Hi Brent! Thanks for the additional info. Let me try to clarify the problem a bit more.
Spine bounding shapes are arbitrary, non-self-overlapping, concave polygons that may vertex deform during an animation. As such, chain shapes would be a good fit to represent them via Box2D, so no problem there. We could optimize things a little by using simpler Box2D shapes when possible (concavity testing etc.). We obviously have to disallow vertex deformations as Box2D doesn’t support them. This means the shape is created once, and never modified afterwards.
Our bounding shapes are transformed using an affine local to world transform, expressed as a 2x2 matrix plus translation offset. That transform is derrived from the bone (and its parents) to which the bounding shape is attached. Since Box2D does not allow scaling or shearing of shapes, the transform may not include such sub-transform. That’s a hard limitation users have to be aware of. The transform may change every frame.

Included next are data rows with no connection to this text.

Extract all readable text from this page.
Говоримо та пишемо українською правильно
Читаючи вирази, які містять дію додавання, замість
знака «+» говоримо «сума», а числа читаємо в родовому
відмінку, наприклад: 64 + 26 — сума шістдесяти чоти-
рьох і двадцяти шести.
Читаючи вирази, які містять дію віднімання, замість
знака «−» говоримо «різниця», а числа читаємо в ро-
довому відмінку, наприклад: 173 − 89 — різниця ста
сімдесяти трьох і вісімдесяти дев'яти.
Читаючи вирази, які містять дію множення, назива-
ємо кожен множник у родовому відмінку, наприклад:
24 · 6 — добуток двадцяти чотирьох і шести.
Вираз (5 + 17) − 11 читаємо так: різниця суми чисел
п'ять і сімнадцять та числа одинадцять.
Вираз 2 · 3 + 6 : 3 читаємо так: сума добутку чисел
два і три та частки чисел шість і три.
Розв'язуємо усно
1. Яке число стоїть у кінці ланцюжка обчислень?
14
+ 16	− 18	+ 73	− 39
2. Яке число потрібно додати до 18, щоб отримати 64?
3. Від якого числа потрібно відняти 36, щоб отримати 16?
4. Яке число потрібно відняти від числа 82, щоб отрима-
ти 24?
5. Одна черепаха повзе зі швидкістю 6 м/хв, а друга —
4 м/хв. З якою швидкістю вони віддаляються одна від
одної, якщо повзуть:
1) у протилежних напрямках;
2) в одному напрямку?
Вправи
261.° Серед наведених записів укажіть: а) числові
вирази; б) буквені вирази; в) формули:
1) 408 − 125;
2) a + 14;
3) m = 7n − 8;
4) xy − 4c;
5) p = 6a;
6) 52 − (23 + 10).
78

To apply the transform to the Box2D shape, I can either re-create the shape each frame using world coordinates (not an option!) or translate the transform into Box2D offset and rotation values and make sure the chain shape is a kinetic shape in Box2D (or static? forgot the name), so I can apply the transform to it. Simple enough.
Hm, it seems I just figured out what I can and can not do (vertex deform, scale, shear) by explaining it here
Thanks for your input, looks like it got my gears spinning in the right direction.